企业微信截图_20250901102541.png

Source: MOZLEN

 

This situation may even occur when an already registered trademark is re-filed with an expanded list of designated goods.

 

Background of the case

 

This is precisely what happened to GSK, one of the oldest and largest pharmaceutical companies in the world. In 1988 Glaxo Group Limited, which is part of the GSK Group, registered the trademark DERMOVATE in Class 5 (“pharmaceutical preparations for the treatment and/or remission of skin diseases”). 

 

On 21 December 2023 – 35 years later – Glaxo Group refiled the trademark in Class 5, expanding the list of goods by adding, among others, “pharmaceutical preparations; skin care pharmaceutical preparations”. 

 

This time, the application was refused by the CNIPA, citing Article 10.1.7 of the Trademark Law. The CNIPA held that the term ‘derm’ could be interpreted as referring to ‘dermis’ or ‘skin’, thus making the trademark misleading regarding the functions and usage of the designated goods.

 

Glaxo Group filed an application for review of the refusal, presenting the following arguments:

 

  1. The term ‘derm’ does not constitute an independently recognisable component in the applied-for mark, and it is unlikely that consumers would isolate and interpret it separately. Further, the mark DERMOVATE, as a whole, is not commonly used or understood by the general Chinese public. It is thus inherently distinctive and does not convey any specific meaning that could mislead consumers as to the characteristics of the goods.
  2. The mark DERMOVATE has been successfully registered in Classes 3 and 5 in China and various other jurisdictions. The CNIPA should follow consistent examination standards in assessing this new application.
  3. The mark DERMOVATE has been used by GSK for many years. In English-speaking jurisdictions, no deceptiveness issues have arisen. It would be unreasonable to assume that Chinese consumers, who may have limited familiarity with English, would be misled solely due to the presence of the term ‘derm’ in the mark.

 

In support of the review request, Glaxo Group submitted

 

  • dictionary search results for the term ‘dermovate’;
  • registration records of other trademarks containing ‘derm’;
  • precedents where the CNIPA or the courts overturned refusals based on deceptiveness; and
  • evidence demonstrating the global use and registration history of DERMOVATE by Glaxo Group.

 

Decision

 

On 10 April 2025 CNIPA concluded that there was insufficient evidence suggesting that the trademark would likely mislead the relevant public regarding the functions or characteristics of the designated goods.
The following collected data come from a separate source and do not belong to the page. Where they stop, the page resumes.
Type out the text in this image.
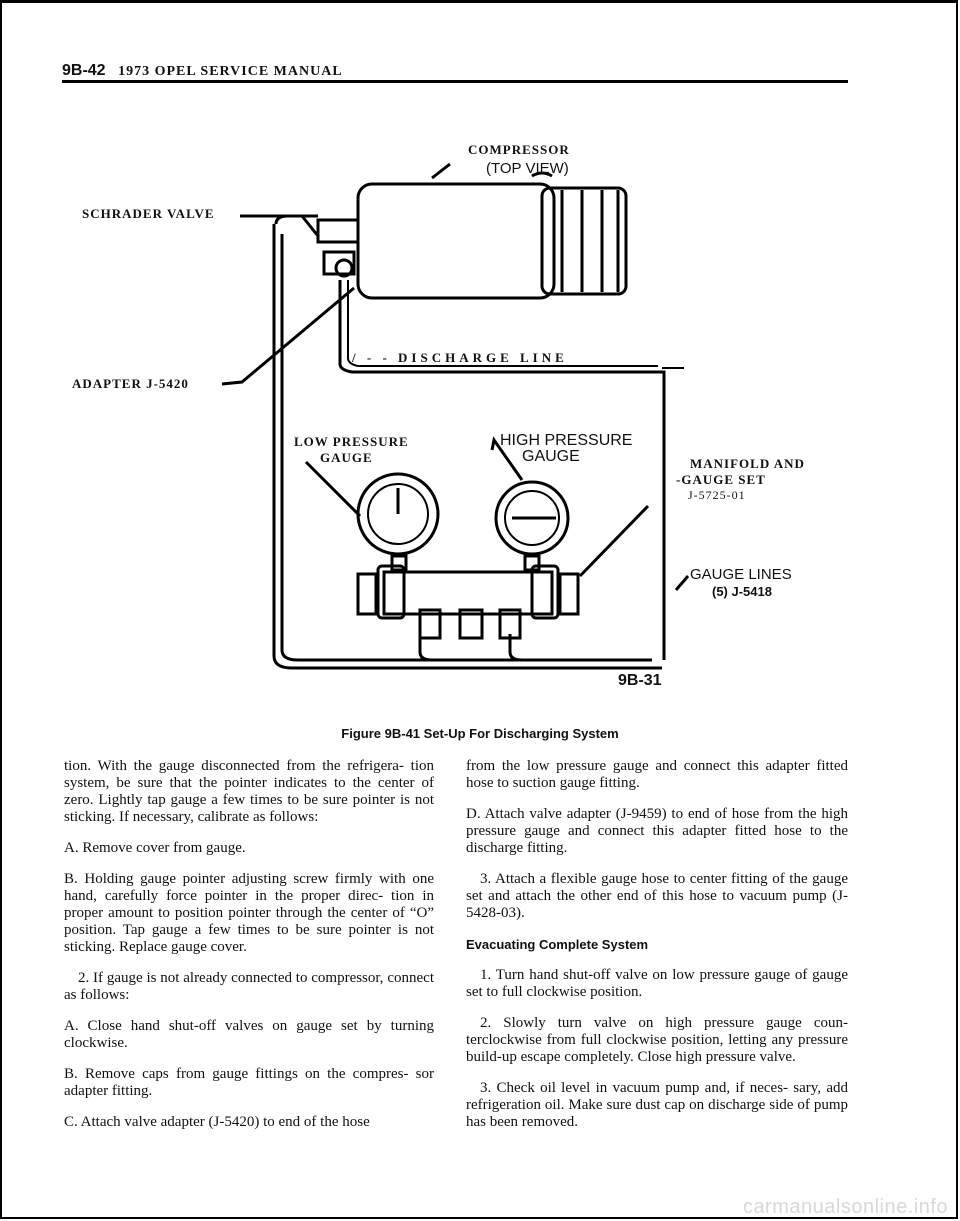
9B-42 1973 OPEL SERVICE MANUAL
COMPRESSOR
(TOP VIEW)
SCHRADER VALVE
ADAPTER J-5420
/ - - DISCHARGE LINE
LOW PRESSURE
GAUGE
HIGH PRESSURE
GAUGE	MANIFOLD AND
-GAUGE SET
J-5725-01
GAUGE LINES
(5) J-5418
9B-31
Figure 9B-41 Set-Up For Discharging System

tion. With the gauge disconnected from the refrigera- tion system, be sure that the pointer indicates to the center of zero. Lightly tap gauge a few times to be sure pointer is not sticking. If necessary, calibrate as follows:

A. Remove cover from gauge.

B. Holding gauge pointer adjusting screw firmly with one hand, carefully force pointer in the proper direc- tion in proper amount to position pointer through the center of “O” position. Tap gauge a few times to be sure pointer is not sticking. Replace gauge cover.

2. If gauge is not already connected to compressor, connect as follows:

A. Close hand shut-off valves on gauge set by turning clockwise.

B. Remove caps from gauge fittings on the compres- sor adapter fitting.

C. Attach valve adapter (J-5420) to end of the hose

from the low pressure gauge and connect this adapter fitted hose to suction gauge fitting.

D. Attach valve adapter (J-9459) to end of hose from the high pressure gauge and connect this adapter fitted hose to the discharge fitting.

3. Attach a flexible gauge hose to center fitting of the gauge set and attach the other end of this hose to vacuum pump (J-5428-03).

Evacuating Complete System

1. Turn hand shut-off valve on low pressure gauge of gauge set to full clockwise position.

2. Slowly turn valve on high pressure gauge coun- terclockwise from full clockwise position, letting any pressure build-up escape completely. Close high pressure valve.

3. Check oil level in vacuum pump and, if neces- sary, add refrigeration oil. Make sure dust cap on discharge side of pump has been removed.

carmanualsonline.info
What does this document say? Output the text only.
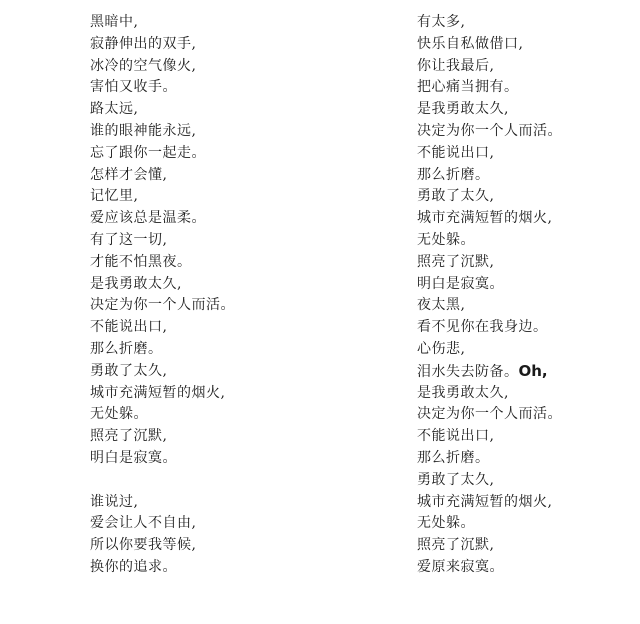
黑暗中,
寂静伸出的双手,
冰冷的空气像火,
害怕又收手。
路太远,
谁的眼神能永远,
忘了跟你一起走。
怎样才会懂,
记忆里,
爱应该总是温柔。
有了这一切,
才能不怕黑夜。
是我勇敢太久,
决定为你一个人而活。
不能说出口,
那么折磨。
勇敢了太久,
城市充满短暂的烟火,
无处躲。
照亮了沉默,
明白是寂寞。
谁说过,
爱会让人不自由,
所以你要我等候,
换你的追求。
有太多,
快乐自私做借口,
你让我最后,
把心痛当拥有。
是我勇敢太久,
决定为你一个人而活。
不能说出口,
那么折磨。
勇敢了太久,
城市充满短暂的烟火,
无处躲。
照亮了沉默,
明白是寂寞。
夜太黑,
看不见你在我身边。
心伤悲,
泪水失去防备。Oh,
是我勇敢太久,
决定为你一个人而活。
不能说出口,
那么折磨。
勇敢了太久,
城市充满短暂的烟火,
无处躲。
照亮了沉默,
爱原来寂寞。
Therefore, the mark was approved for registration.

 

Comment

 

Against the backdrop of increasingly rigorous examination criteria and frequent citation of absolute grounds for refusal, the result is quite satisfactory.

 

Although Glaxo Group secured a partial win in reversing the unreasonable refusal, the success rate of overcoming refusals based on deceptiveness remains relatively low; it is believed to be hovering around 10.2% in 2024 according to a third-party database.

 

It is therefore recommended that brand owners, when re-filing an already registered trademark, conduct a risk assessment analysis. Given that Article 52 provides for a fine of up to 20% of the turnover in cases of violation of Article 10, the risk caused by the current examination practice could be high.